"Nós vamos inventar o mundo", avisa Partimpim na primeira faixa de O Quarto. O novo disco da personagem, heterônimo de Adriana Calcanhotto em trabalhos voltados ao público infantil, chega às plataformas nesta quinta-feira (10).
O título foi escolhido em alusão ao cômodo preferido dos pequenos, onde inventam diariamente seus mundinhos particulares, mas também à posição que o álbum ocupa na trajetória musical de Partimpim. O Quarto é, afinal, o quarto disco lançado pela faceta lúdica de Adriana Calcanhotto, que ao longo de duas décadas viu seu projeto infantil fazer tanto sucesso quanto a outra carreira.
— É uma alegria enorme ter conseguido seguir por esses dois caminhos, tão diferentes e tão bem definidos, mas igualmente amados pelas pessoas — afirma Calcanhotto, que celebra 20 anos desde a criação de Partimpim, em 2004.
— Ela nasce do meu desejo de me experimentar e de repensar o escaninho da música infantil, encontrando possibilidades de conversar com as crianças sem subestimá-las. A minha intenção sempre foi fazer músicas para crianças, mas que jovens, adultos e velhos pudessem ouvir junto. São canções para pessoas que têm crianças por dentro — completa a artista.
No novo disco, Partimpim mostra que não passou incólume pelas últimas duas décadas.
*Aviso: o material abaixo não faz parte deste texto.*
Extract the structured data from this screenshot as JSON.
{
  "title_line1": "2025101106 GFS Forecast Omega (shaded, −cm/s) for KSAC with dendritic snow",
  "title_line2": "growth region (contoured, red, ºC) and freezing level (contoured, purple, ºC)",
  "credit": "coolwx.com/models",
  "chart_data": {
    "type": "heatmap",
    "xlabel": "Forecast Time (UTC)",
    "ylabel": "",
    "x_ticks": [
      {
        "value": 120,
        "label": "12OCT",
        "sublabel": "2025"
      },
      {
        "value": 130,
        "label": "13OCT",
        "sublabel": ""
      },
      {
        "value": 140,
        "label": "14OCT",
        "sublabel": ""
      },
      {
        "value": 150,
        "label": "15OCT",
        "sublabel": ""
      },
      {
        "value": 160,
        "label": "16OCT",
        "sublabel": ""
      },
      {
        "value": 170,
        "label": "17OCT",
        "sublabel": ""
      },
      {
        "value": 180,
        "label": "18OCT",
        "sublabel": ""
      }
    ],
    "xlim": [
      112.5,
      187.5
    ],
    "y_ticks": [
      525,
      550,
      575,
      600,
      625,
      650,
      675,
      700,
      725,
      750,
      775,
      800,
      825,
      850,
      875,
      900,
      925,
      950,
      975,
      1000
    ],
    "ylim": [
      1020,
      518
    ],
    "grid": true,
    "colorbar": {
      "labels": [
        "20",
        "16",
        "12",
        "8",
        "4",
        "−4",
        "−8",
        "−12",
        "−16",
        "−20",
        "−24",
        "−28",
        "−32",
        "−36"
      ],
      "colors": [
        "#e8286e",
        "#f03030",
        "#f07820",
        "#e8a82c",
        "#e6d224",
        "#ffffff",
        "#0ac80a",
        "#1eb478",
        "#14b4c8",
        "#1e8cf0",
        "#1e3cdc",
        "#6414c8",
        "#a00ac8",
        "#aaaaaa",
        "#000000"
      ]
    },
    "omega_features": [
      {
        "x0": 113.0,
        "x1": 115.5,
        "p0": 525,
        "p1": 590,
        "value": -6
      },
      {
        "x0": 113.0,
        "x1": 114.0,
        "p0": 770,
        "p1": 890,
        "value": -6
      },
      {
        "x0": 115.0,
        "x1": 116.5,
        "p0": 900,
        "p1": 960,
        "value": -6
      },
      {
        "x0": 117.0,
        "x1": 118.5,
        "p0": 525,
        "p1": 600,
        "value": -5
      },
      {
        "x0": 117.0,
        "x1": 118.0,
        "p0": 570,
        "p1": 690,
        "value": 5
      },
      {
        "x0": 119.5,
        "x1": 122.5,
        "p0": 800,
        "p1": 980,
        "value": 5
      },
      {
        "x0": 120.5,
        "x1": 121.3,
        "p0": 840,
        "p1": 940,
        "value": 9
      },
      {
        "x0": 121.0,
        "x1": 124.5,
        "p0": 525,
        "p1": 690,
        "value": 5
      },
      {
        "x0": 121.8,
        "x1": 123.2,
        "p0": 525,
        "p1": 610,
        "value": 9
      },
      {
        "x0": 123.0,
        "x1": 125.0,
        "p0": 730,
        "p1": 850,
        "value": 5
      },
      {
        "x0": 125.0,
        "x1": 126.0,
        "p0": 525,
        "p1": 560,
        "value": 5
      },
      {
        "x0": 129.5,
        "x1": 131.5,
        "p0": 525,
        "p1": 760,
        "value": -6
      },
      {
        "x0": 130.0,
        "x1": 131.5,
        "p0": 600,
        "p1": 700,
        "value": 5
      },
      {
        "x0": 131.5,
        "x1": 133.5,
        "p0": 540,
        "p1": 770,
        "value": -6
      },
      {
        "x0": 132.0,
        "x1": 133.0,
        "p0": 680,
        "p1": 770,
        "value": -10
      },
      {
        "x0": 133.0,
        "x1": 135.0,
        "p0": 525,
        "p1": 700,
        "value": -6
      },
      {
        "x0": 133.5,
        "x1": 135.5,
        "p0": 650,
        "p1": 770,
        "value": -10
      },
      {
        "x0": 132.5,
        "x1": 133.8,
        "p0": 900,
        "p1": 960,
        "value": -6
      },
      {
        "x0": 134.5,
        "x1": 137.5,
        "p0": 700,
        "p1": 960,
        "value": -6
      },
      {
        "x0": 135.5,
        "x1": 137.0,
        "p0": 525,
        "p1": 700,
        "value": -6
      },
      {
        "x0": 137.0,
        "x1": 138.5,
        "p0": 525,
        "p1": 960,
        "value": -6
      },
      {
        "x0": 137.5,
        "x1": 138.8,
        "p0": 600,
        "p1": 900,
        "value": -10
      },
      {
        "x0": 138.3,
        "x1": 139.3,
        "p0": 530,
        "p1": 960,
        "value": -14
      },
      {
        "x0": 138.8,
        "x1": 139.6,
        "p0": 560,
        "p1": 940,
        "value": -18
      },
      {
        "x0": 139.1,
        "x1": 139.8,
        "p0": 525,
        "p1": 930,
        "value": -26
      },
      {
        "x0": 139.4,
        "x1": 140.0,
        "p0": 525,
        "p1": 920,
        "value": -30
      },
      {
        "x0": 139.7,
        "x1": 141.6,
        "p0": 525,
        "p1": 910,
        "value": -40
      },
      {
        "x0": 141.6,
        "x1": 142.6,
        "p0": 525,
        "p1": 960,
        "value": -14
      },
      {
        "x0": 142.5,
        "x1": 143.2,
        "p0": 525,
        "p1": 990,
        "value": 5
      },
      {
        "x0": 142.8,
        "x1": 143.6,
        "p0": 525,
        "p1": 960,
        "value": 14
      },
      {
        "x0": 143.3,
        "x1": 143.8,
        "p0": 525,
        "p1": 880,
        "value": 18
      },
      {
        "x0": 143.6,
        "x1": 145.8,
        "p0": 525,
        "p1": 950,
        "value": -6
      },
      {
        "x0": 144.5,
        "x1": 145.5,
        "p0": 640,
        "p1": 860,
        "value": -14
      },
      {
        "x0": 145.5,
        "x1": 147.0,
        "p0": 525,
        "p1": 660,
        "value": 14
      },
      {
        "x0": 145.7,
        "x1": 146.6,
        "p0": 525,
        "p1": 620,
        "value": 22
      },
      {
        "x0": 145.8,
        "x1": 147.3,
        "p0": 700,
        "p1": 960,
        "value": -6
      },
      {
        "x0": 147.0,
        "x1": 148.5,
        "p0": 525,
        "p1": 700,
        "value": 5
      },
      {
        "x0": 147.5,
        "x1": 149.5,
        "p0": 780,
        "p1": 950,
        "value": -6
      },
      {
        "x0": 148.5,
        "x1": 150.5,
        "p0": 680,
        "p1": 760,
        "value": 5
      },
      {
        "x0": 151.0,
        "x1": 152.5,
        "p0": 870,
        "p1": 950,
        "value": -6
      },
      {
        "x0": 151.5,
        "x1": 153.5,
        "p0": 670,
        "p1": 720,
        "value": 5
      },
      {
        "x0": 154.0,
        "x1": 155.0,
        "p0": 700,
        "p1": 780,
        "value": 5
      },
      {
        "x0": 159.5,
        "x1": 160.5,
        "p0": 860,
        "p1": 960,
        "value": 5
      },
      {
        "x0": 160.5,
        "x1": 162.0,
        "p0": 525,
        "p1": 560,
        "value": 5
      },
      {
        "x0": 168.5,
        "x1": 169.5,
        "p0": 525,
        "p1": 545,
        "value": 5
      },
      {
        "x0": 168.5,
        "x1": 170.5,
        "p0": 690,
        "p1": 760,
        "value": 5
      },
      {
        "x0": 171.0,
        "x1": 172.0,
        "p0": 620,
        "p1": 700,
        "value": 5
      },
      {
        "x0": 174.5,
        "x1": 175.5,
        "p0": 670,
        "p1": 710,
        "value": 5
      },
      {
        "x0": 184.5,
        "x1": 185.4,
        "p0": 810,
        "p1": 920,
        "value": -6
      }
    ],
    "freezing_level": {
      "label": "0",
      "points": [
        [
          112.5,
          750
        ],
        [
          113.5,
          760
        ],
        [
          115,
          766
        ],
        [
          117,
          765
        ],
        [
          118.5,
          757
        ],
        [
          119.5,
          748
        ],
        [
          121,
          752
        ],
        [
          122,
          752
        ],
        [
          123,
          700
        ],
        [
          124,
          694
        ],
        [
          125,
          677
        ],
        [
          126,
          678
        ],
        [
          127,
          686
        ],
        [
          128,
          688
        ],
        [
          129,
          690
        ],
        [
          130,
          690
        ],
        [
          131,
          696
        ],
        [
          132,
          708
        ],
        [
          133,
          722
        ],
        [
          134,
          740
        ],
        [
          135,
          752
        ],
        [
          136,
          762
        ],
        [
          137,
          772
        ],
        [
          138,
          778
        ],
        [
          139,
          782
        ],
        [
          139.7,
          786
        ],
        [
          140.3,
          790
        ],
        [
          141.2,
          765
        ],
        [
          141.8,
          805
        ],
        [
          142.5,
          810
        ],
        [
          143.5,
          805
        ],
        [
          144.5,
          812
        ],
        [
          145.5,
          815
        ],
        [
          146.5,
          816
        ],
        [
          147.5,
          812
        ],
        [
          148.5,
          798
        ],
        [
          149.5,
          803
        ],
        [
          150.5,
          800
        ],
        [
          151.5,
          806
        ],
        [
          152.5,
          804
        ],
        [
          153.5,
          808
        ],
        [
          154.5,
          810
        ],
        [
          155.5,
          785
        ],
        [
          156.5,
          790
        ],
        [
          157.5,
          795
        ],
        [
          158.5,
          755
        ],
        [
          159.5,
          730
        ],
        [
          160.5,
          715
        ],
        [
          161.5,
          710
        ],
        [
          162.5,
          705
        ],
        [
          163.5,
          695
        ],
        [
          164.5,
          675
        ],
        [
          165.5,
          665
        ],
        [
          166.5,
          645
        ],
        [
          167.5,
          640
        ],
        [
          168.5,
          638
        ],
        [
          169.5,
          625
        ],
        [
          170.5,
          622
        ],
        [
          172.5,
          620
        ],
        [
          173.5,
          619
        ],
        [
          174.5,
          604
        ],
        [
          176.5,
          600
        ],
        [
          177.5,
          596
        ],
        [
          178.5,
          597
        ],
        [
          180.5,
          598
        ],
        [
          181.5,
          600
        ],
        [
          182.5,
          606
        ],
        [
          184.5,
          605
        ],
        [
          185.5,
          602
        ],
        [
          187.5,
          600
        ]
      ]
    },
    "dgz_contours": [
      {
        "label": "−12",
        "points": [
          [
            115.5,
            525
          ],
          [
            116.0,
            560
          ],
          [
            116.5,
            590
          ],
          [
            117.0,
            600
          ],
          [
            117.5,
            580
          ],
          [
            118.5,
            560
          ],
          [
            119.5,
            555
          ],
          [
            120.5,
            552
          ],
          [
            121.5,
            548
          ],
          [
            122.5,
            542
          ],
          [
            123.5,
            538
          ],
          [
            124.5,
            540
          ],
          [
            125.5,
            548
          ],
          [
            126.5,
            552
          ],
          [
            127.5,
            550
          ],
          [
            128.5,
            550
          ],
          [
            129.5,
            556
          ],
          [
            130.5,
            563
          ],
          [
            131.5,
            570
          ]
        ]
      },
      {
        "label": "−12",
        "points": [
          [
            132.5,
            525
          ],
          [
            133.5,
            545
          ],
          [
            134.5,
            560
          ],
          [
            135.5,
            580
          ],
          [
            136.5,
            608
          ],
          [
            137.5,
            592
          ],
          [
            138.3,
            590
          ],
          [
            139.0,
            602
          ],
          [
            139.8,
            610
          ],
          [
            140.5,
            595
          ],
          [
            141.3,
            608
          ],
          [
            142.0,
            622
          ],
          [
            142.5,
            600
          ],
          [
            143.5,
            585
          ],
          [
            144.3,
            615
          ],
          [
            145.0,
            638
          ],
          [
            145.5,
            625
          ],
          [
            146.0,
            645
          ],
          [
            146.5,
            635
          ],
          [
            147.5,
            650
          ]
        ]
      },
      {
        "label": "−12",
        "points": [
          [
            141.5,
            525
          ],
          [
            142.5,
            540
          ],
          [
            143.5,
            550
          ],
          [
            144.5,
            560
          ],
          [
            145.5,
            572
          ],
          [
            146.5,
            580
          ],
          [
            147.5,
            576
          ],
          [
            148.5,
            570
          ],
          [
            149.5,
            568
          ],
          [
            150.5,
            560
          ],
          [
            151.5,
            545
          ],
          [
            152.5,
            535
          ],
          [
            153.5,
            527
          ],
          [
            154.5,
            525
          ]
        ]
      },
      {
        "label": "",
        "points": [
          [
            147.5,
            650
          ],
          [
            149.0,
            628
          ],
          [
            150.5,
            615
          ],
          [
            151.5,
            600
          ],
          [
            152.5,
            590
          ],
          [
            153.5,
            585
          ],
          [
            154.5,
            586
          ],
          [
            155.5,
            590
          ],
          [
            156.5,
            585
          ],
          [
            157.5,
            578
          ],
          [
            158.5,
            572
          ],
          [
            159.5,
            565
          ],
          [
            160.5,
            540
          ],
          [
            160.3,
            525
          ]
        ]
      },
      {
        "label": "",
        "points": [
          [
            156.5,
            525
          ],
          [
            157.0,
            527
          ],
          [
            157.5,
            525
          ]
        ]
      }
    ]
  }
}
Calcanhotto define o heterônimo como "uma criança sempre do presente", que não envelhece e não perde sua inquietude tipicamente infantil, mas acompanha as mudanças que acontecem no mundo.
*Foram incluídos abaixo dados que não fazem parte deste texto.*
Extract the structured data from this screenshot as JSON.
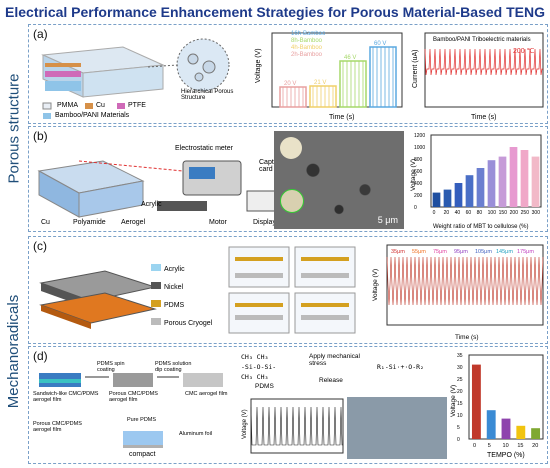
{
  "header": {
    "title": "Electrical Performance Enhancement Strategies for Porous Material-Based TENG"
  },
  "sections": {
    "porous": "Porous structure",
    "mech": "Mechanoradicals"
  },
  "panel_a": {
    "label": "(a)",
    "legend": [
      "PMMA",
      "Cu",
      "PTFE",
      "Bamboo/PANI Materials"
    ],
    "hier": "Hierarchical Porous Structure",
    "bar_ylabel": "Voltage (V)",
    "bar_xlabel": "Time (s)",
    "bar_legend": [
      "16h-Bamboo",
      "8h-Bamboo",
      "4h-Bamboo",
      "2h-Bamboo"
    ],
    "bar_vals": [
      "20 V",
      "21 V",
      "46 V",
      "60 V"
    ],
    "curr_legend": "Bamboo/PANI Triboelectric materials",
    "curr_ylabel": "Current (uA)",
    "curr_xlabel": "Time (s)",
    "curr_temp": "200 ℃",
    "curr_xticks": [
      "8",
      "12",
      "16",
      "20",
      "24",
      "28"
    ],
    "curr_yticks": [
      "2",
      "1",
      "0",
      "-1"
    ]
  },
  "panel_b": {
    "label": "(b)",
    "meter": "Electrostatic meter",
    "capture": "Capture card",
    "acrylic": "Acrylic",
    "cu": "Cu",
    "polyamide": "Polyamide",
    "aerogel": "Aerogel",
    "motor": "Motor",
    "display": "Display",
    "scale": "5 μm",
    "chart_ylabel": "Voltage (V)",
    "chart_xlabel": "Weight ratio of MBT to cellulose (%)"
  },
  "panel_c": {
    "label": "(c)",
    "legend": [
      "Acrylic",
      "Nickel",
      "PDMS",
      "Porous Cryogel"
    ],
    "chart_ylabel": "Voltage (V)",
    "chart_xlabel": "Time (s)",
    "speeds": [
      "35μm",
      "55μm",
      "75μm",
      "95μm",
      "105μm",
      "145μm",
      "175μm"
    ],
    "xticks": [
      "0",
      "1",
      "2",
      "3",
      "4",
      "5",
      "6",
      "7"
    ],
    "yticks": [
      "100",
      "80",
      "60",
      "40",
      "20",
      "0",
      "-20",
      "-40",
      "-60",
      "-80"
    ]
  },
  "panel_d": {
    "label": "(d)",
    "pdms_spin": "PDMS spin coating",
    "pdms_dip": "PDMS solution dip coating",
    "sandwich": "Sandwich-like CMC/PDMS aerogel film",
    "porous_cmc": "Porous CMC/PDMS aerogel film",
    "cmc": "CMC aerogel film",
    "porous_cmc2": "Porous CMC/PDMS aerogel film",
    "pure": "Pure PDMS",
    "alu": "Aluminum foil",
    "compact": "compact",
    "stress": "Apply mechanical stress",
    "release": "Release",
    "pdms": "PDMS",
    "chart_ylabel": "Voltage (V)",
    "chart_xlabel": "TEMPO (%)",
    "volt_label": "Voltage (V)"
  },
  "chart_data": [
    {
      "type": "bar",
      "title": "",
      "xlabel": "Time (s)",
      "ylabel": "Voltage (V)",
      "series": [
        {
          "name": "2h-Bamboo",
          "values": [
            20
          ]
        },
        {
          "name": "4h-Bamboo",
          "values": [
            21
          ]
        },
        {
          "name": "8h-Bamboo",
          "values": [
            46
          ]
        },
        {
          "name": "16h-Bamboo",
          "values": [
            60
          ]
        }
      ],
      "ylim": [
        0,
        70
      ]
    },
    {
      "type": "bar",
      "title": "",
      "xlabel": "Weight ratio of MBT to cellulose (%)",
      "ylabel": "Voltage (V)",
      "categories": [
        "0",
        "20",
        "40",
        "60",
        "80",
        "100",
        "150",
        "200",
        "250",
        "300"
      ],
      "values": [
        240,
        290,
        400,
        530,
        650,
        780,
        840,
        1000,
        950,
        840
      ],
      "ylim": [
        0,
        1200
      ],
      "yticks": [
        "0",
        "200",
        "400",
        "600",
        "800",
        "1000",
        "1200"
      ],
      "colors": [
        "#1f4fa0",
        "#2a5bb0",
        "#345ebd",
        "#4a6fc6",
        "#6b7fd0",
        "#9a8fd8",
        "#c69bd8",
        "#e79ad0",
        "#f0a8c8",
        "#f2b9c8"
      ]
    },
    {
      "type": "bar",
      "title": "",
      "xlabel": "TEMPO (%)",
      "ylabel": "Voltage (V)",
      "categories": [
        "0",
        "5",
        "10",
        "15",
        "20"
      ],
      "values": [
        31,
        12,
        8.5,
        5.5,
        4.5
      ],
      "ylim": [
        0,
        35
      ],
      "yticks": [
        "0",
        "5",
        "10",
        "15",
        "20",
        "25",
        "30",
        "35"
      ],
      "colors": [
        "#c0392b",
        "#3a8bd4",
        "#8e44ad",
        "#f1c40f",
        "#7fa832"
      ]
    }
  ]
}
Por isso, as oito canções escolhidas para O Quarto, entre composições autorais e regravações, tocam em questões contemporâneas das mais diversas. Da emergência climática à ascensão de regimes autoritários, passando até mesmo pelo TikTok, Partimpim convida crianças e adultos a inventarem um mundo melhor para todas as gerações.
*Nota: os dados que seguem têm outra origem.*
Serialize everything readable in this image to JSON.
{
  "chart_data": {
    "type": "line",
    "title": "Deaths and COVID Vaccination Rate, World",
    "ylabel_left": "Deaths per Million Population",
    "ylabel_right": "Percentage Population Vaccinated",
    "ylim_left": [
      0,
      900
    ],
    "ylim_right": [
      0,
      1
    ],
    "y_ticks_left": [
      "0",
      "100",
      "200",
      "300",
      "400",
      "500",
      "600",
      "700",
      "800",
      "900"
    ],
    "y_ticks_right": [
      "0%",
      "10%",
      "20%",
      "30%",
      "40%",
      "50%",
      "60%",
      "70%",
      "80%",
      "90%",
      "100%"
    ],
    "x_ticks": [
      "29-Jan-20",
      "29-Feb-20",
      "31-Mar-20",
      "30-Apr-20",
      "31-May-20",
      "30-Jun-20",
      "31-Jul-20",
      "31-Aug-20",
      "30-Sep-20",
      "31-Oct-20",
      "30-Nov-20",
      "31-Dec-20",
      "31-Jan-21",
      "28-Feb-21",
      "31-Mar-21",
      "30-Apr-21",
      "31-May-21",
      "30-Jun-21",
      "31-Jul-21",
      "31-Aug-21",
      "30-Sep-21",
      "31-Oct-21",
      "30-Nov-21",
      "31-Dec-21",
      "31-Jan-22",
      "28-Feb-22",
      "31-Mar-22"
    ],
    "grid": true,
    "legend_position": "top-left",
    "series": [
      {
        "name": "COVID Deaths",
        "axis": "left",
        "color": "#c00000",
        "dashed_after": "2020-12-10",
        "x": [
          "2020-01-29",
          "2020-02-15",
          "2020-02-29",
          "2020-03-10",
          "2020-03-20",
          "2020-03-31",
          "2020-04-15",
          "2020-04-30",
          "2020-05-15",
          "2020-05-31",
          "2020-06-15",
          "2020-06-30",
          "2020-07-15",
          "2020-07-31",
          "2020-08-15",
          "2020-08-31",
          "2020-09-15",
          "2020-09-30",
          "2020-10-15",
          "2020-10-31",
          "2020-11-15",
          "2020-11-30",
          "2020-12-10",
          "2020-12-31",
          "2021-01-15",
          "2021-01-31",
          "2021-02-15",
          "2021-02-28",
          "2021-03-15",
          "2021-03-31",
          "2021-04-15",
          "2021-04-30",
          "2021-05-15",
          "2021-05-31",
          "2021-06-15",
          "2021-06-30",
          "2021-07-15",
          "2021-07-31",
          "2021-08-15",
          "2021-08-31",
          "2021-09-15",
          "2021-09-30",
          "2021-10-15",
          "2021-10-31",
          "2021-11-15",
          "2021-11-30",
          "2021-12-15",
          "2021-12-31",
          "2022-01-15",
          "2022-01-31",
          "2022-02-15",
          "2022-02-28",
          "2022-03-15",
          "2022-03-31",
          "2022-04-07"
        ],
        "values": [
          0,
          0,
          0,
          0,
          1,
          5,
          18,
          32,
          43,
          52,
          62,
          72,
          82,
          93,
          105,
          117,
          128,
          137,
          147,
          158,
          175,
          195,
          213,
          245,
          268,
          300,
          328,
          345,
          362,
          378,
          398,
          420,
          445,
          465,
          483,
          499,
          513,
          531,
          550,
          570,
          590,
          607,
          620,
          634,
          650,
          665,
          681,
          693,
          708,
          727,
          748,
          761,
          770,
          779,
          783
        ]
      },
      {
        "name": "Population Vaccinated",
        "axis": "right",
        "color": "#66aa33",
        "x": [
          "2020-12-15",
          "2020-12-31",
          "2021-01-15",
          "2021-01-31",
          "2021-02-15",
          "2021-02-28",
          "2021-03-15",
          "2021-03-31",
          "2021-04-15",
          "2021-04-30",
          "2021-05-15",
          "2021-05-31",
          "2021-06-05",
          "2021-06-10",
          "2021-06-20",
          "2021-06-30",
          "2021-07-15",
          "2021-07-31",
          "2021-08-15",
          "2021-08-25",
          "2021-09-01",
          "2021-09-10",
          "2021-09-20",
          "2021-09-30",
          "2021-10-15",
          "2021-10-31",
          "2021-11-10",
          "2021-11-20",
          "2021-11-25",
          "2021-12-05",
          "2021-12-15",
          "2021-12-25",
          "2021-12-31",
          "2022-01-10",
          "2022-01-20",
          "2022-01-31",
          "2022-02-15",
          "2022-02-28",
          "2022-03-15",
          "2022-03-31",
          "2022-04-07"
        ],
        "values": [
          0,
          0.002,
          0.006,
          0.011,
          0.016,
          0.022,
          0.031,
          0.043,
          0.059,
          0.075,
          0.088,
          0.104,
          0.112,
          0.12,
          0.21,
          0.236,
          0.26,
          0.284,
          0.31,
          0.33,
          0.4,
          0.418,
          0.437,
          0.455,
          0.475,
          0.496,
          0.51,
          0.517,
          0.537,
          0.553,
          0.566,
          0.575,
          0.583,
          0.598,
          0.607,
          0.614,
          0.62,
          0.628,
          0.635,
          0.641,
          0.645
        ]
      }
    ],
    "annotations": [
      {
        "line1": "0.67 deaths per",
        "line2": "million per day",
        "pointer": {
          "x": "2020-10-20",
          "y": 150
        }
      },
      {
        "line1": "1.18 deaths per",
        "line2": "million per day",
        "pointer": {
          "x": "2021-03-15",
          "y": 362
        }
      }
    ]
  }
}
— Tudo o que a minha geração, a anterior e a posterior não conseguiram resolver, sobretudo no que diz respeito ao clima e ao meio ambiente, as crianças vão ter que solucionar. Acho importante embarcá-las nesses temas, porque elas realmente vão precisar inventar um outro mundo. O que a Partimpim faz é dizer para elas que é possível — reflete Calcanhotto.
A ideia de traduzir tal mensagem em discografia estava consolidada havia algum tempo, conforme a artista. A inspiração que faltava veio quando ela ouviu o disco Xande Canta Caetano, no qual Xande de Pilares cria novas versões para canções de Caetano Veloso, e decidiu que queria explorar uma sonoridade semelhante àquela. Chamou então Pretinho da Serrinha, produtor e arranjador do disco, para produzir o novo trabalho de Partimpim. O resultado foi um álbum que circula por diferentes territórios, tendo o samba como lugar em comum.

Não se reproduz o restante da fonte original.